STUDY DESIGN: Single centre, cross-sectional study. OBJECTIVES: The objective is to report the prevalence of spondylolisthesis and retrolisthesis, analyse both conditions in terms of the affected levels and severity, as well as identify their risk factors. METHODS: A review of clinical data and radiographic images of consecutive spine patients seen in outpatient clinics over a 1-month period is performed. Images are obtained using the EOS® technology under standardised protocol, and radiographic measurements were performed by 2 independent, blinded spine surgeons. The prevalence of both conditions were shown and categorised based on the spinal level involvement and severity. Associated risk factors were identified. RESULTS: A total of 256 subjects (46.1% males) with 2304 discs from T9/10 to L5/S1 were studied. Their mean age was 52.2(± 18.7) years. The overall prevalence of spondylolisthesis and retrolisthesis was 25.9% and 17.1% respectively. Spondylolisthesis occurs frequently at L4/5(16.3%), and retrolisthesis at L3/4(6.8%). Majority of the patients with spondylolisthesis had a Grade I slip (84.3%), while those with retrolisthesis had a Grade I slip. The presence of spondylolisthesis was found associated with increased age (P < .001), female gender (OR: 2.310; P = .005), predominantly sitting occupations (OR:2.421; P = .008), higher American Society of Anaesthesiology grades (P = .001), and lower limb radiculopathy (OR: 2.175; P = .007).
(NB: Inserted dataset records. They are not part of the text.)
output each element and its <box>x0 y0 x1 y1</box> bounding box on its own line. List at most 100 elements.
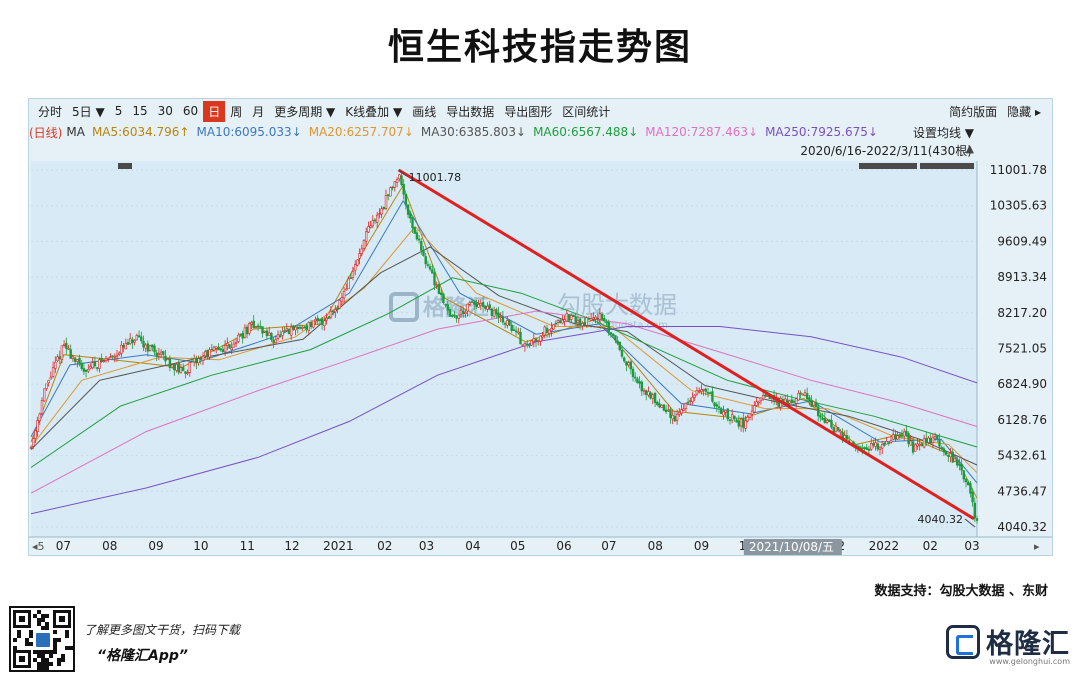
toolbar-item[interactable]: 15 <box>132 104 148 118</box>
qr-module <box>17 630 21 634</box>
toolbar-item[interactable]: 5日 ▼ <box>72 104 105 119</box>
high-value-label: 11001.78 <box>409 171 462 184</box>
ma-legend-item: MA5:6034.796↑ <box>91 125 190 139</box>
toolbar-item[interactable]: 60 <box>182 104 199 118</box>
candle-body <box>788 400 791 404</box>
chart-panel[interactable]: 分时 5日 ▼ 5 15 30 60 日周月更多周期 ▼ K线叠加 ▼ 画线 导出数据 导出图形 区间… <box>28 98 1053 556</box>
qr-module <box>13 646 17 650</box>
y-tick-label: 4040.32 <box>997 520 1047 534</box>
candle-body <box>135 335 139 341</box>
toolbar-item[interactable]: 分时 <box>38 104 63 119</box>
candle-body <box>951 451 954 463</box>
toolbar-item[interactable]: 日 <box>203 100 226 122</box>
candle-body <box>680 409 683 414</box>
candle-body <box>810 399 813 408</box>
candle-body <box>245 326 249 335</box>
candle-body <box>640 381 644 392</box>
candlestick-chart[interactable]: 11001.78 10305.63 9609.49 8913.34 8217.20 752… <box>29 99 1053 556</box>
candle-body <box>49 376 52 380</box>
candle-body <box>353 264 357 271</box>
candle-body <box>155 352 158 357</box>
candle-body <box>118 352 121 355</box>
candle-body <box>664 409 668 412</box>
qr-finder <box>19 616 25 622</box>
qr-module <box>49 654 53 658</box>
toolbar-item[interactable]: 月 <box>252 104 265 119</box>
candle-body <box>944 451 948 455</box>
candle-body <box>543 326 547 336</box>
candle-body <box>565 313 569 322</box>
toolbar-item[interactable]: 导出图形 <box>504 104 553 119</box>
brand-url: www.gelonghui.com <box>989 657 1070 666</box>
toolbar-item[interactable]: 导出数据 <box>446 104 495 119</box>
candle-body <box>964 478 968 483</box>
candle-body <box>398 174 401 180</box>
candle-body <box>364 231 368 242</box>
candle-body <box>472 301 476 305</box>
toolbar-item[interactable]: K线叠加 ▼ <box>345 104 403 119</box>
candle-body <box>907 433 910 444</box>
candle-body <box>327 317 330 319</box>
toolbar-right-item[interactable]: 隐藏 ▸ <box>1007 104 1041 119</box>
candle-body <box>34 430 37 439</box>
candle-body <box>803 392 807 396</box>
candle-body <box>969 483 972 494</box>
qr-module <box>53 650 57 654</box>
qr-module <box>65 630 69 634</box>
pin-icon[interactable]: ▲ <box>965 142 974 155</box>
candle-body <box>536 340 540 342</box>
candle-body <box>594 316 597 320</box>
candle-body <box>404 193 408 206</box>
candle-body <box>254 326 258 328</box>
candle-body <box>532 338 535 342</box>
candle-body <box>713 402 716 407</box>
toolbar-item[interactable]: 更多周期 ▼ <box>274 104 336 119</box>
candle-body <box>153 345 156 353</box>
candle-body <box>420 241 423 251</box>
candle-body <box>636 378 639 384</box>
candle-body <box>704 388 708 392</box>
toolbar-right-item[interactable]: 简约版面 <box>949 104 998 119</box>
ma-settings-button[interactable]: 设置均线 ▼ <box>912 126 974 140</box>
marker-bar <box>859 163 917 169</box>
candle-body <box>675 413 679 421</box>
y-tick-label: 7521.05 <box>997 342 1047 356</box>
candle-body <box>259 326 262 328</box>
candle-body <box>349 277 352 279</box>
qr-module <box>25 642 29 646</box>
qr-module <box>53 638 57 642</box>
candle-body <box>159 351 163 355</box>
candle-body <box>517 331 520 334</box>
candle-body <box>336 307 339 310</box>
qr-module <box>45 650 49 654</box>
candle-body <box>84 369 88 372</box>
y-tick-label: 6128.76 <box>997 413 1047 427</box>
candle-body <box>911 441 915 453</box>
candle-body <box>80 362 83 369</box>
candle-body <box>378 213 381 215</box>
qr-module <box>53 630 57 634</box>
candle-body <box>938 439 941 447</box>
toolbar-item[interactable]: 5 <box>114 104 123 118</box>
qr-module <box>53 642 57 646</box>
candle-body <box>367 226 370 233</box>
candle-body <box>210 348 213 351</box>
toolbar-item[interactable]: 30 <box>157 104 173 118</box>
candle-body <box>808 397 811 401</box>
candle-body <box>933 436 937 439</box>
toolbar-item[interactable]: 周 <box>230 104 243 119</box>
candle-body <box>600 314 604 320</box>
candle-body <box>411 217 414 229</box>
toolbar-item[interactable]: 区间统计 <box>562 104 611 119</box>
candle-body <box>389 187 392 197</box>
candle-body <box>270 332 273 340</box>
qr-module <box>45 614 49 618</box>
candle-body <box>618 341 622 351</box>
candle-body <box>737 420 741 427</box>
candle-body <box>929 437 932 444</box>
toolbar-item[interactable]: 画线 <box>412 104 437 119</box>
candle-body <box>523 343 527 347</box>
candle-body <box>761 395 765 400</box>
candle-body <box>126 342 130 345</box>
candle-body <box>786 399 789 405</box>
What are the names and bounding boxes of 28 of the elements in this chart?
Patients with spondylolisthesis had larger Pelvic Incidence (P < .001), Pelvic Tilt (P < .001) and Knee alignment angle (P = .011), but smaller Thoracolumbar junctional angle (P = .008), Spinocoxa angle (P = .007). Retrolisthesis was associated with a larger Thoracolumbar junctional angle (P =.039). CONCLUSION: This is the first study that details the prevalence of spondylolisthesis and retrolisthesis simultaneously, using the EOS technology and updated sagittal radiographic parameters. It allows better understanding of both conditions, their mutual relationship, and associated clinical and radiographic risk factors.